Around noon on Sunday, 9/23, a couple of dozen kids and I piled into a university bus driven by Roger, a Jamaican guy who has worked for the university for as long as I have.

"The day before 9/11 these kids didn't much want old farts keeping them company," Roger had said to me. "Then they all wanted their daddy." He led a convoy of jitneys and vans down the FDR Drive, then through quiet Sunday streets, and then past trucks and construction vehicles.

We stopped at a police checkpoint. A cop looked inside and waved us through.

At the dorm, another cop told the kids they had an hour to get what they could and get out. "Be ready to leave at a moment's notice if we tell you to," he said.

Roger and I as the senior members stayed with the vehicles. The air was filthy. Our eyes watered. A few hundred feet up the street, a cloud of smoke still hovered over the ruins of the World Trade Center. Piles of rubble smoldered. Between the pit and us was a line of fire trucks and police cars with cherry tops flashing. Behind us the kids hurried out of the dorm carrying boxes. I made them write their names on their boxes and noted in which van the boxes got stowed. I was surprised, touched even, at the number of stuffed animals that were being rescued.
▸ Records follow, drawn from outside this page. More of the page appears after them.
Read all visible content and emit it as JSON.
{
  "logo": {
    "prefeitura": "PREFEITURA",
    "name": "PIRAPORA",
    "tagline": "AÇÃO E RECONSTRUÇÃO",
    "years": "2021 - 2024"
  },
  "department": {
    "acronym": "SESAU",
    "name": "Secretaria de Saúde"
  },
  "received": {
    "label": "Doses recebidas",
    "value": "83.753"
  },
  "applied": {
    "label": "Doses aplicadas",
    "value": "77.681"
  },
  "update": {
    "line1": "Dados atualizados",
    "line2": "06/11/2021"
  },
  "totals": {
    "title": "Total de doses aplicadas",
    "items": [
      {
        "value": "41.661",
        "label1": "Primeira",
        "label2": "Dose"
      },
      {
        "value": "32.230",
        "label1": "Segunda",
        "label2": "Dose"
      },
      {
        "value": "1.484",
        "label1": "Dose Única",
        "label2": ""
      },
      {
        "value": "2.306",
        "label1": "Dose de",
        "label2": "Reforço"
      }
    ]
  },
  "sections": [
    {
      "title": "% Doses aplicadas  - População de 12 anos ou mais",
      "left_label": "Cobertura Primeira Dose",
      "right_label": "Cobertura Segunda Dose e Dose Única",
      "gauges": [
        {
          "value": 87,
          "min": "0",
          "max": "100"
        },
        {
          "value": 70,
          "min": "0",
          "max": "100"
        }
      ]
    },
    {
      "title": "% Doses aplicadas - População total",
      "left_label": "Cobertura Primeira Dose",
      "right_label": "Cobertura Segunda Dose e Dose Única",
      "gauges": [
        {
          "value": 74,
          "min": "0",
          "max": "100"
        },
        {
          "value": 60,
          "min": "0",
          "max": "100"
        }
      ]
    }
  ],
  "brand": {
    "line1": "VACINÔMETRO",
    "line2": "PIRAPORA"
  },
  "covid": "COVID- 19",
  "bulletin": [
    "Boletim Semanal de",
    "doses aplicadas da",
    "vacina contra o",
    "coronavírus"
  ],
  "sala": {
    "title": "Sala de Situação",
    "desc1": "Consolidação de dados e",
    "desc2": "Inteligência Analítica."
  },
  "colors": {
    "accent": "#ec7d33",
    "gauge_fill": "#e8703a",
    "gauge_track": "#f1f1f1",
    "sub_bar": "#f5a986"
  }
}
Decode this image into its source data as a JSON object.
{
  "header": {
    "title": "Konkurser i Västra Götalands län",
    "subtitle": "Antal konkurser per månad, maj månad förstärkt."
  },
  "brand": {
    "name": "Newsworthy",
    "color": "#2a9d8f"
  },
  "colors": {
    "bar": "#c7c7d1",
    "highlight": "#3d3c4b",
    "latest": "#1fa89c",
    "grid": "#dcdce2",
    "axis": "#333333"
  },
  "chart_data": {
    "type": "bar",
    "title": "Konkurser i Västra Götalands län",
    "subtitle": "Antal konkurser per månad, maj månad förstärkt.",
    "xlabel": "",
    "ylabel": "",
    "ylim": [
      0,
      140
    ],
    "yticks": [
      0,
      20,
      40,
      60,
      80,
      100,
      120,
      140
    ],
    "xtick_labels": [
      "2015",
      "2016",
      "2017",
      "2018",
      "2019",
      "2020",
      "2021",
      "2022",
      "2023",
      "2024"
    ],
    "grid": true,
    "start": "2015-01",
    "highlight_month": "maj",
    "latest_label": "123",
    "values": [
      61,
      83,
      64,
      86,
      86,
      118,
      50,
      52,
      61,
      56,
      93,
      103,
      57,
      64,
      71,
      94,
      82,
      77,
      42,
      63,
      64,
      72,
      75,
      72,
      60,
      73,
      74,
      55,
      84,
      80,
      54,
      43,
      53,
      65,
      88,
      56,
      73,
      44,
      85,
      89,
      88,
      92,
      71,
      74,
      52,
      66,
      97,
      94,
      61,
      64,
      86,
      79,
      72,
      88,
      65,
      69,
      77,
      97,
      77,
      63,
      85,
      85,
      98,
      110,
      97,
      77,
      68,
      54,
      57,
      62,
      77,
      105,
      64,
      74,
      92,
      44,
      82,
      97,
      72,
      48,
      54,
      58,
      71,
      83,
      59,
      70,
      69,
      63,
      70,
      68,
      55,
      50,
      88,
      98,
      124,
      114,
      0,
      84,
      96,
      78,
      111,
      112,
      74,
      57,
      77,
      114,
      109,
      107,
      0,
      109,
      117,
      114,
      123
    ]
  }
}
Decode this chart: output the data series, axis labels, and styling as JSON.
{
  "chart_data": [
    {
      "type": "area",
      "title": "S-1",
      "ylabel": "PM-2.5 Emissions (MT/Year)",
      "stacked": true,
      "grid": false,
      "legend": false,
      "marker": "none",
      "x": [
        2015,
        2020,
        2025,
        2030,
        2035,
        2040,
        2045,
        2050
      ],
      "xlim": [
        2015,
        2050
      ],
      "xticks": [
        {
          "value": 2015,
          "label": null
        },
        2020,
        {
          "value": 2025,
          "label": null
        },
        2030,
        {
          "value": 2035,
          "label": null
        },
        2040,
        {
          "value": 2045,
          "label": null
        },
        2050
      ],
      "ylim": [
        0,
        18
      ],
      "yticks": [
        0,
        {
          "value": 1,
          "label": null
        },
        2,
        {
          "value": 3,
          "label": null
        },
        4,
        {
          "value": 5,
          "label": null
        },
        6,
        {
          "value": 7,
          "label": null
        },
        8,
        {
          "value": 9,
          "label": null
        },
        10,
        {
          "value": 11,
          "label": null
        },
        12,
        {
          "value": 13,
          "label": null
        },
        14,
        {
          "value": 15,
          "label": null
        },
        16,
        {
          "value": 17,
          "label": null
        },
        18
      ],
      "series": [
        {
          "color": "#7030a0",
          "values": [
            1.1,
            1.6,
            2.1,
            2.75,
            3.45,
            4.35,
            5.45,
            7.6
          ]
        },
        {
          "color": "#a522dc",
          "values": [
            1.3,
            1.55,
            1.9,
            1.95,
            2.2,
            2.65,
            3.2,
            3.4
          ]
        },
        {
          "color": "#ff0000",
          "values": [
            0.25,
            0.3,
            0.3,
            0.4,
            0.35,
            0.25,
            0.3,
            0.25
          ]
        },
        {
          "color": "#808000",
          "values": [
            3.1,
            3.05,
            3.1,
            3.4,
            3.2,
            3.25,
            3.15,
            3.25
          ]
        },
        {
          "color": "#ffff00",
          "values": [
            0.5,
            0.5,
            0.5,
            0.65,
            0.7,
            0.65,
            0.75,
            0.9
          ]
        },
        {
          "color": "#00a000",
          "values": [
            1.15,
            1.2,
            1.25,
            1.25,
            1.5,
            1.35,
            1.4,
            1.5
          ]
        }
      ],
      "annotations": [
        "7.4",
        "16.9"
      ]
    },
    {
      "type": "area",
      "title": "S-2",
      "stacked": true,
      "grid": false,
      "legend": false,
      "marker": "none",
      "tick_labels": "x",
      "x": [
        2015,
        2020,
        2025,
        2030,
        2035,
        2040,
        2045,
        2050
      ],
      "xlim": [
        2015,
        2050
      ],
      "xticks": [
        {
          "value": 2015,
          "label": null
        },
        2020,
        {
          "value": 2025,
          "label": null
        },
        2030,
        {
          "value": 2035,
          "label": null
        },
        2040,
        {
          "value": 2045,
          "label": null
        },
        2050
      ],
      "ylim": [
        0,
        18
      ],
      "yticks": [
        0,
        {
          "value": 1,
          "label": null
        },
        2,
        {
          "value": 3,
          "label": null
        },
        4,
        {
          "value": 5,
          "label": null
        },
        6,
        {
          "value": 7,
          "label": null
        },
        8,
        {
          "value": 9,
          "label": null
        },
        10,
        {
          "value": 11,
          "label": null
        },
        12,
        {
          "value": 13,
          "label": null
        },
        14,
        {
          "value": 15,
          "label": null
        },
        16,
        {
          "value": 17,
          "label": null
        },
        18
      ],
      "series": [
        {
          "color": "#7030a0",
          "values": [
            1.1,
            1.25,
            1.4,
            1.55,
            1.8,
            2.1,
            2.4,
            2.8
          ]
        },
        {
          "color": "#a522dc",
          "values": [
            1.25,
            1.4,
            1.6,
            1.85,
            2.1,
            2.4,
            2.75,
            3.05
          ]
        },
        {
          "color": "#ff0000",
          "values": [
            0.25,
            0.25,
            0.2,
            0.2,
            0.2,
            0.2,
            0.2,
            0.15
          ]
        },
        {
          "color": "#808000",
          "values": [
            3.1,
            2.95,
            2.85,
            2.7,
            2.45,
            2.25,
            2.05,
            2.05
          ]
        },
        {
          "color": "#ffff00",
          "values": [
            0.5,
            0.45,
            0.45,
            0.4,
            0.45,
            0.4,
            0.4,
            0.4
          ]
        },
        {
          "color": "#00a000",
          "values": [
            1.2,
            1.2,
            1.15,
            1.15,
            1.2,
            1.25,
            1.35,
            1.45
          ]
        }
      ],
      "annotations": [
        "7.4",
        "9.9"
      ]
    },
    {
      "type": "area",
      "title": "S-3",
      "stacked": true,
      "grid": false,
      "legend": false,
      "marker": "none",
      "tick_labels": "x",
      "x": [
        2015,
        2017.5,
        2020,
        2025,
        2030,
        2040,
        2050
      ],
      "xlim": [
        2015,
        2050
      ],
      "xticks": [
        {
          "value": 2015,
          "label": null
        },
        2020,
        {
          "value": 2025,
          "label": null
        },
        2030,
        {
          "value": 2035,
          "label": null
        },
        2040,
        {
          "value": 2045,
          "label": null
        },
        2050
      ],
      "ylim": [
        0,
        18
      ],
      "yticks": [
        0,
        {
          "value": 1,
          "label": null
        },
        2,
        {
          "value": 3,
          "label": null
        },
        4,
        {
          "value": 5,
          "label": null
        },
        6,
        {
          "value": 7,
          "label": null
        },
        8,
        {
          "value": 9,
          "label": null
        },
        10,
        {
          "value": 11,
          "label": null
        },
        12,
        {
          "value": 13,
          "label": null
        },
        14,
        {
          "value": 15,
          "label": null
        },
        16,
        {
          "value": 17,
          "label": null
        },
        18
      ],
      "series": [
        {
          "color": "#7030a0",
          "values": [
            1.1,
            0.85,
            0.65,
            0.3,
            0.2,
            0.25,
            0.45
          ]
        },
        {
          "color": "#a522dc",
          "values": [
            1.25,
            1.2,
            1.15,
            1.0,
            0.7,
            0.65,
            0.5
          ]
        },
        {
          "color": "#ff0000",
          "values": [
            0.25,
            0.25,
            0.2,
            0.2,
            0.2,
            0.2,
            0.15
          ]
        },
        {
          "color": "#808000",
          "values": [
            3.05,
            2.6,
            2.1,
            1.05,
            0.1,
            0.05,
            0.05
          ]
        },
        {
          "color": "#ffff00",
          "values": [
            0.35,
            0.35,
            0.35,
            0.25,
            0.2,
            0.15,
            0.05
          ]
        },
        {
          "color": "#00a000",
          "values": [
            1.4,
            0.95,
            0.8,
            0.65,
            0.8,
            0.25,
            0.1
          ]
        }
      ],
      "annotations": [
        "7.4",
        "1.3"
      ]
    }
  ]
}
"Over the years we've done some weird things to earn our pensions," I said to Roger.

"Like volunteering to come to the gates of hell?"

As he said that, flames sprouted from the rubble. Police and firefighters shouted and began to fall back. A fire department chemical tanker turned around, and the crew began unwinding hoses.

Among the uniforms, I saw a civilian, a middle-aged woman in a sweater and jeans and carrying a sign. Mags walked toward the flames. I wanted to run to her. I wanted to shout, "Stop her." Then I realized that none of the cops and firefighters seemed aware of her even as she walked right past them.

As she did, I saw another figure, thin, pale, in a suede jacket and bell-bottom pants. He held out his bloody hands, and together they walked through the smoke and flames into the hole in the city.

"Was that them?" Marco had been standing beside me.

I turned to him. Terry was back by the bus watching Marco's every move. Eloise was gazing at Terry.

"Be smarter than we were," I said.

And Marco said, "Sure," with all the confidence in the world.